Radial FTLE Structure. What the Data Actually Reveals

Something say before ...

✅ Our radial decomposition worked.

But it also revealed a surprise that sharpens (and slightly corrects) our temporary theory:

Depth in narrow nets is not creating “directional ridges” (anisotropy in \theta); it is creating a radially symmetric boundary bump (localization in r). Meanwhile the big angular anisotropy is actually coming from N=10,L=2, and it lives mostly outside the GT boundary.

Let's go point by point.

1) What the mean profile $m (r) = E_{θ} [λ_{T} (r, θ)]$ says

(N=200, L=2) green 🪀: “high baseline, gently decreasing”

m(r) is large everywhere and decreases smoothly with r.
No peak at the GT boundary $r_{*} \approx 0.8$ .

Interpretation: sensitivity is dominated by a global smooth component (not boundary-localized).

(N=200, L=12) red 🧧: “depth crushed the baseline”

Same shape as green (smooth, monotone-ish), but the magnitude is much smaller.
Still no boundary peak.

This is exactly our “wide+deep homogenization” story: depth doesn’t create localization; it reduces/averages/quenches the field.

This aligns with your earlier observation: RA shifts a bit, but $G_{λ}$ collapses.

(N=10, L=2) blue 🌀: “peak is inside, not at boundary”

The hump peaks around r\sim 0.5, not at $r_{*} \sim 0.8$ .
At the boundary, m(r) is already decreasing.

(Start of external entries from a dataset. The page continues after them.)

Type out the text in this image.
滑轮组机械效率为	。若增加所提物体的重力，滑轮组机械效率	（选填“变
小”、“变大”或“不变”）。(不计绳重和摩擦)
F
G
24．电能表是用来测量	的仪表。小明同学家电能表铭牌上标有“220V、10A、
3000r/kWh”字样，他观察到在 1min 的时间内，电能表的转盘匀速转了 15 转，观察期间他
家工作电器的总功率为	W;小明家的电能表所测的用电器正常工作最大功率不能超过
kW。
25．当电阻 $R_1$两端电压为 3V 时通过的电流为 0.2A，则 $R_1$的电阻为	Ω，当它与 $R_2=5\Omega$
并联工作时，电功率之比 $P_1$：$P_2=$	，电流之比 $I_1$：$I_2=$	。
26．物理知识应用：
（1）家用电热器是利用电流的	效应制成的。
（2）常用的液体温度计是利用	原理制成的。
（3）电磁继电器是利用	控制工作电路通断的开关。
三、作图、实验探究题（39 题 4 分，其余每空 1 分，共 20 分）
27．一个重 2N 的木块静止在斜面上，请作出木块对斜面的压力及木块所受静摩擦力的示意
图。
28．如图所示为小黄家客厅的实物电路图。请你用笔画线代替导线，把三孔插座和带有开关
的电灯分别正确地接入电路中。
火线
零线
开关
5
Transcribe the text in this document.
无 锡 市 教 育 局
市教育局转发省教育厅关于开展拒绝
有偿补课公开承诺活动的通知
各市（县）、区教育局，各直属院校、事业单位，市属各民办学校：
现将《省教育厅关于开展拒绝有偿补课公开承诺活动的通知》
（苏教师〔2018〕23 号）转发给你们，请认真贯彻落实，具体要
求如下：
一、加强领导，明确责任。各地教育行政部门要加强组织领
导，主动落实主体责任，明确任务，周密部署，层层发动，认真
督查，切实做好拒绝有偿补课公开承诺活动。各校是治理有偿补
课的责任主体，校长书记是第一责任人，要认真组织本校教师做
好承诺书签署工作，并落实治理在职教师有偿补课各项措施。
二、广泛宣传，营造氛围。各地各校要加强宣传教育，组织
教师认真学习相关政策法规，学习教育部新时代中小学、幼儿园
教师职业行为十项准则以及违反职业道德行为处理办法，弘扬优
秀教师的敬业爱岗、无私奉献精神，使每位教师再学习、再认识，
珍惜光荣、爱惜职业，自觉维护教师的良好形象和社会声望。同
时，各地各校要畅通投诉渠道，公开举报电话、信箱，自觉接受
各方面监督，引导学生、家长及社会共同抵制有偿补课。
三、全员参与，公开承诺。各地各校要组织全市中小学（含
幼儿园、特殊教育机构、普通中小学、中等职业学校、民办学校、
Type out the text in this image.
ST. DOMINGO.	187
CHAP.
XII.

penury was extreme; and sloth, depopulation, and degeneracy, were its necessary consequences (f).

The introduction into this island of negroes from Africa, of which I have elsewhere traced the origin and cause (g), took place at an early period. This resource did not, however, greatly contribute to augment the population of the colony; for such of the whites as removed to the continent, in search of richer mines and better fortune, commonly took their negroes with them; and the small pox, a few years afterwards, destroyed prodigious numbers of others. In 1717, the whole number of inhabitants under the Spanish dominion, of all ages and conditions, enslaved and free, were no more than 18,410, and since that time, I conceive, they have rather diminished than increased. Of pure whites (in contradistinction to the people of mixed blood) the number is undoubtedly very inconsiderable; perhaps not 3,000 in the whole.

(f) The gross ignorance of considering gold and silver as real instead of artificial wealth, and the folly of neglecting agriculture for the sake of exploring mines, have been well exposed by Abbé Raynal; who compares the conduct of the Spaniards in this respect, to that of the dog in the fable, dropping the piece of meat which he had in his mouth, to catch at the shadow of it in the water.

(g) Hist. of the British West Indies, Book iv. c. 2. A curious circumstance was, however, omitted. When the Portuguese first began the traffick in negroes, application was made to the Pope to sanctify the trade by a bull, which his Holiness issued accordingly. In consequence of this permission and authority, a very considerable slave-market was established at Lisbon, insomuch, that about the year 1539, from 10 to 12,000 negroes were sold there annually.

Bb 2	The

Interpretation: this is not boundary-focused geometry. It’s more like “interior sensitivity” (could be saturation/activation geometry effects, or spurious finite-width structure).

(N=10, L=12) orange 🍊: “boundary bump appears”

This is the most important qualitative feature:
m(r) rises up to near the GT boundary, peaks very close to r_*, then drops.

This is exactly the kind of “decision-boundary localization” we were hoping to see from the rich/feature-learning corner.

So: ✅ expected and confirmed (at least in the radial mean sense).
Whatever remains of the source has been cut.